And he has the type of players that he'll savor for a lifetime.
“There was a stretch (Saturday) where we were down and I thought, 'I don't know if we'll be able to pull this out,' ” Eggold said. “It began to sit on my heart a little bit that I could be in the last minutes with these guys. I don't know if fear is the right word, but I don't want this to end.”
Concordia came back from a nine-point second half deficit to beat Andrean 68-63 in overtime and win the Class 3A semistate Saturday at Huntington North.
Concordia (23-4) is in the boys state final for the first time in school history and will play Greensburg (25-1) at 6 p.m. Saturday in Bankers Life Fieldhouse, Indianapolis.

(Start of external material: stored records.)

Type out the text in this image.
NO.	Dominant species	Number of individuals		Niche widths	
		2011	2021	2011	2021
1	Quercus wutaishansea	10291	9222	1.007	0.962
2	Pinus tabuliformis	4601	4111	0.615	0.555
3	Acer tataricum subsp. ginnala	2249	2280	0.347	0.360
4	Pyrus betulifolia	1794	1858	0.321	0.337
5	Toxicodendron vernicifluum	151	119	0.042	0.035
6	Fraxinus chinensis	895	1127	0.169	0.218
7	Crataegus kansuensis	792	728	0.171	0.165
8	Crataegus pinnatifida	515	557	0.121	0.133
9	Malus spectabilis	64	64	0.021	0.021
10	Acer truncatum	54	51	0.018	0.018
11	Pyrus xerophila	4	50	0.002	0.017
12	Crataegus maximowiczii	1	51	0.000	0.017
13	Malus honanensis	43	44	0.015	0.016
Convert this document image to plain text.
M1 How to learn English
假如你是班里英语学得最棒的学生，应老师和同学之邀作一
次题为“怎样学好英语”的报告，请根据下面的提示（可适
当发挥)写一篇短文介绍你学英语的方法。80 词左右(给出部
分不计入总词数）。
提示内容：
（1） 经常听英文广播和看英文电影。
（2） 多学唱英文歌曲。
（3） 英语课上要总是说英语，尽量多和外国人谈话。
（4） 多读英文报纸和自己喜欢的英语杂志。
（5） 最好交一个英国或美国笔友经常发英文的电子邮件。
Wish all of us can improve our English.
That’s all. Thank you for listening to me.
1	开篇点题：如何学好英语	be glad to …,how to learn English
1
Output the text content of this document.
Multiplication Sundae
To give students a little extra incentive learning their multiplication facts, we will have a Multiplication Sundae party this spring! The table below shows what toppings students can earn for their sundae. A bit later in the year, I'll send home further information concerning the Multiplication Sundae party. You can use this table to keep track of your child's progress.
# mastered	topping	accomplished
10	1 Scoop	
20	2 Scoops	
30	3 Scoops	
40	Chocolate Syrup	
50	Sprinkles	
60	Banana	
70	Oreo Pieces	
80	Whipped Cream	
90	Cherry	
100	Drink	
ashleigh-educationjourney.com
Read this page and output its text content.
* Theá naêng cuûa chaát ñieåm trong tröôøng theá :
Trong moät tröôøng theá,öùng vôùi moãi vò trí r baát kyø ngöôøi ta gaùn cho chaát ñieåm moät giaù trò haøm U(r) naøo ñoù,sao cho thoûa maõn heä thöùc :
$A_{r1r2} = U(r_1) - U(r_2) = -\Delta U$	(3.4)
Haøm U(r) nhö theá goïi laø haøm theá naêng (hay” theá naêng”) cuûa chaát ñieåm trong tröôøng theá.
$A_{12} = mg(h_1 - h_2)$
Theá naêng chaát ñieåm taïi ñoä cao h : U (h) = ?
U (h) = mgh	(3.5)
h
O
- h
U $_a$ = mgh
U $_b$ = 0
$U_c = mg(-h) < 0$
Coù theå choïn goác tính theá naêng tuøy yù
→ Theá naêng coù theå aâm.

Eggold will probably deliver a variation of his pregame speech from Saturday, right before the team gathered and shouted what they've been shouting at the ends of practice since conditioning: “State!”
“We don't yell 'Semistate' we yell 'State' ” Eggold reminded the players. “That's what our goal is. We've not accomplished what we've come to do until this thing's over.”
Eggold would love to coach a state champion, especially with this team, one with seven seniors who have more or less been playing together since fifth grade. But that's only part of what drives him to push this team.
This Cadets team provides what he needs to prepare for games and matchups, including a starting five as skilled as any in point guard Ryan Gross (seven points, three assists vs. Andrean), shooting guard D.J. McCall (20 points, eight rebounds), versatile guard/forward Marq Rogers (15 points), forward Thomas Starks (10 points) and center Brian Gremaux (13 points, seven rebounds).
They also display the type of togetherness and camaraderie that's rare at all levels of sports.
“Going into (the semistate), one thing we wanted to focus on was handling adversity,” McCall said. “We knew we would get runs and they would get runs. I was about how we would respond. I think we responded very well.”
It takes more than talent to handle adversity in a basketball game. It takes inner determination and belief in each other. It takes patience, especially when a team has opened a nine-point lead with momentum and a raucous crowd spurring them on.
“We had our heads down a little bit, but we had to stay strong and come together,” Starks said. “We had to stay composed and think, 'This won't be our last time playing together.' ”
Part of the key is trust in teammates. All five Concordia starters, as well as regular players of the bench in Austin Harris and Brandon Webb, are capable of big plays. So when Starks fouled out in the fourth quarter, Harris was ready to step in and Gremaux (seven points, three rebounds in overtime) stepped up.
“If one of us is in foul trouble, somebody else has to step up,” Starks said. “Everybody surrounds each other as one and that's how we did it.”
Eggold said the semistate comeback did not ride on any “magic play” or set, but in grinding it out and getting in position to make plays.
A great example of resilience and a true team attitude: Gremaux missed a layup that would have won the game in regulation. He went to the bench and put his head down. His teammate surrounded him and figuratively lifted his head up. He scored inside with the bucket that gave Concordia the lead for good in overtime.
“My teammates are so supportive,” Gremaux said. “They said, 'You've got it next time, next play.' That's what we are, we're a brotherhood.”
Eggold savors the uniqueness of this team, too.
“They've been part of my life for six or seven years,” Eggold said. “Whether we win (state) or lose, it'll be sad to say goodbye to a great class.”
Eggold knows a special team when he coaches one. The rest of us now see it, too.